How many threads I've read people asking what boots they should buy.... We *CAN'T* tell you what boots to buy because, if you haven't noticed, we're all *DIFFERENT*. What works for me and twenty thousand others doesn't mean it'll fit your uniquely shaped foot. You and I may have almost exact-shaped feet, but the smallest bump or curve could cause a pressure point for you that I would not feel because of it. 

So don't ask us. Suck it up and try on different boots 'till you've sworn off shopping for anything, for good. It's just the way it is, and there's no way to get around it.


----------



## Sam I Am (Sep 9, 2009)

And before you respond with some kind of angry comment saying you just want to know what worked for us, I'm just saying that our reviews on a boot is not completely relevant to you because our needs and the shape of our feet/lower legs are not similar enough, so it can't constitute to help you. Sorry man.


----------



## Guest (Nov 9, 2009)

just go into your local shop with an open mind and some time to kill and your problem will be solved.


----------



## Guest (Nov 9, 2009)

Im not asking for comfort, but it is important. The problem i had with my first boot was the lacing system is shitty. Do you guys think i should try out a BOA lacing or old school Lace?


----------



## Guest (Nov 9, 2009)

BOA or lace is your preference I use lace, but I like BOA. I got last year's Rome Libertines. They are really nice and comfortable but like Sam IAm said you gotta go into your local shop and try on bunch pairs. Although find out how to break in to boots and how long. My Libertines broke in really quickly, thats because the they break in using your feet's heat. That want the shop manager told me.


----------



## Tarzanman (Dec 20, 2008)

Go with old school laces, and make sure to jump around the shop in whatever you try on to make sure that they fit and that the laces won't loosen up on you.

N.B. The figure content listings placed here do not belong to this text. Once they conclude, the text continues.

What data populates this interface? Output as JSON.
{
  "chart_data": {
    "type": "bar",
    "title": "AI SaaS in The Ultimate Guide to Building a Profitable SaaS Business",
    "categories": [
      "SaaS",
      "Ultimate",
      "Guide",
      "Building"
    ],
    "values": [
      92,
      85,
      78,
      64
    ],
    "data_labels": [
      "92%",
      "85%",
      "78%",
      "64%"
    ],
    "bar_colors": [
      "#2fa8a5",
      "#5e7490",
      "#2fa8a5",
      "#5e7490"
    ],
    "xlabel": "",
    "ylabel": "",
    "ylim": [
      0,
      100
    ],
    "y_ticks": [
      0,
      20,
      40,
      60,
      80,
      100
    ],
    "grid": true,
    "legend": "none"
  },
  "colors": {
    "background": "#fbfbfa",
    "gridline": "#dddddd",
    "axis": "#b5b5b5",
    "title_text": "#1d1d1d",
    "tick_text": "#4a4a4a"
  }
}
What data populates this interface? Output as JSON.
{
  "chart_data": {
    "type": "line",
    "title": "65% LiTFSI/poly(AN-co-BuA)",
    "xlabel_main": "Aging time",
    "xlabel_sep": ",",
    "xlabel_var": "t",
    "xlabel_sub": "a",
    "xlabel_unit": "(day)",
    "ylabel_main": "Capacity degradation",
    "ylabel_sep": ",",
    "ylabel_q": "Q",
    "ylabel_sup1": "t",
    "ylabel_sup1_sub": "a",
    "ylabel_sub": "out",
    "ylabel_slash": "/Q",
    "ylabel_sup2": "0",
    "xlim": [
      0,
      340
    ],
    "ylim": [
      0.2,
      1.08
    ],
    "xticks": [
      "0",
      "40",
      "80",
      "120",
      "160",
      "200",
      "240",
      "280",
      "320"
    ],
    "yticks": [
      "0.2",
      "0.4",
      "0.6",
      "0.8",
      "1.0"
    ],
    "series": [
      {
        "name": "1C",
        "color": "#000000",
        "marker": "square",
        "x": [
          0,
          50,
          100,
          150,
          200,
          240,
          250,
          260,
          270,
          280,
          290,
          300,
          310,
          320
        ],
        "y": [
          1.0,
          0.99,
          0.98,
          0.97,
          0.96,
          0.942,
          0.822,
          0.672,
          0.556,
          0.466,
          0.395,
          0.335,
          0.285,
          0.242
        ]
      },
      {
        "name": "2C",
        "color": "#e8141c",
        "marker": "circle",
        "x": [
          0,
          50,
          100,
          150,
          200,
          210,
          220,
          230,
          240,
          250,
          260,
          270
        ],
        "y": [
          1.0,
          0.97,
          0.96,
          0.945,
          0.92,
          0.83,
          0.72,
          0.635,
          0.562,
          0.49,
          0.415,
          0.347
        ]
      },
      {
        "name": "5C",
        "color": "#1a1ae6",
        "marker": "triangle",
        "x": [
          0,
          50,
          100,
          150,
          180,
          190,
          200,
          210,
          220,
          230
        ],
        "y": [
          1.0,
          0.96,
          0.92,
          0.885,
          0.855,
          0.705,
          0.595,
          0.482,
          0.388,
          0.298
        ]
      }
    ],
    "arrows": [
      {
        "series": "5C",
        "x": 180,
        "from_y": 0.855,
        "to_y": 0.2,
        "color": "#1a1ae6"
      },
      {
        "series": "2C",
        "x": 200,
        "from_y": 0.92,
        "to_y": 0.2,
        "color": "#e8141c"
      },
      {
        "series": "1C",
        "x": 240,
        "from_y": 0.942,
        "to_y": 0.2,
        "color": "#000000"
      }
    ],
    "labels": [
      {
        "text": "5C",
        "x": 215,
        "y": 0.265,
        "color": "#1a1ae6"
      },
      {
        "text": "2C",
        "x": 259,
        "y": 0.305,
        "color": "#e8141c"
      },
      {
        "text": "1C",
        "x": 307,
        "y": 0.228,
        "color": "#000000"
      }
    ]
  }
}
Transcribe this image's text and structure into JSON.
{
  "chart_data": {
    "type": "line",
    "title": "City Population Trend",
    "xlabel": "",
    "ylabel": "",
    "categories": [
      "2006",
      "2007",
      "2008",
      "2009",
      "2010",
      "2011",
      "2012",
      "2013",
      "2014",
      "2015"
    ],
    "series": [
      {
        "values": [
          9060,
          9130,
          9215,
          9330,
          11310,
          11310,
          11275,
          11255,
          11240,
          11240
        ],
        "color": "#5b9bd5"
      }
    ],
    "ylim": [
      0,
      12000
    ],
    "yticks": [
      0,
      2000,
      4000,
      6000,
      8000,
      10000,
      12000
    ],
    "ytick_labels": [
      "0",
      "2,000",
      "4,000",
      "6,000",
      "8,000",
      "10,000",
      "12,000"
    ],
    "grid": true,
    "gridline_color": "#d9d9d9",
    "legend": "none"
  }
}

$300 is more than enough to find a decent pair of snowboard kix.


----------



## arsenic0 (Nov 11, 2008)

Any boot over 200 bucks more or less is going to be in the mid/high end boot range depending on manufacturer...just find the one that fits the best...dont worry about anything else...

If i found a pair of pink boots that fit my feet so well no other boot could compare..i'd ride them...


----------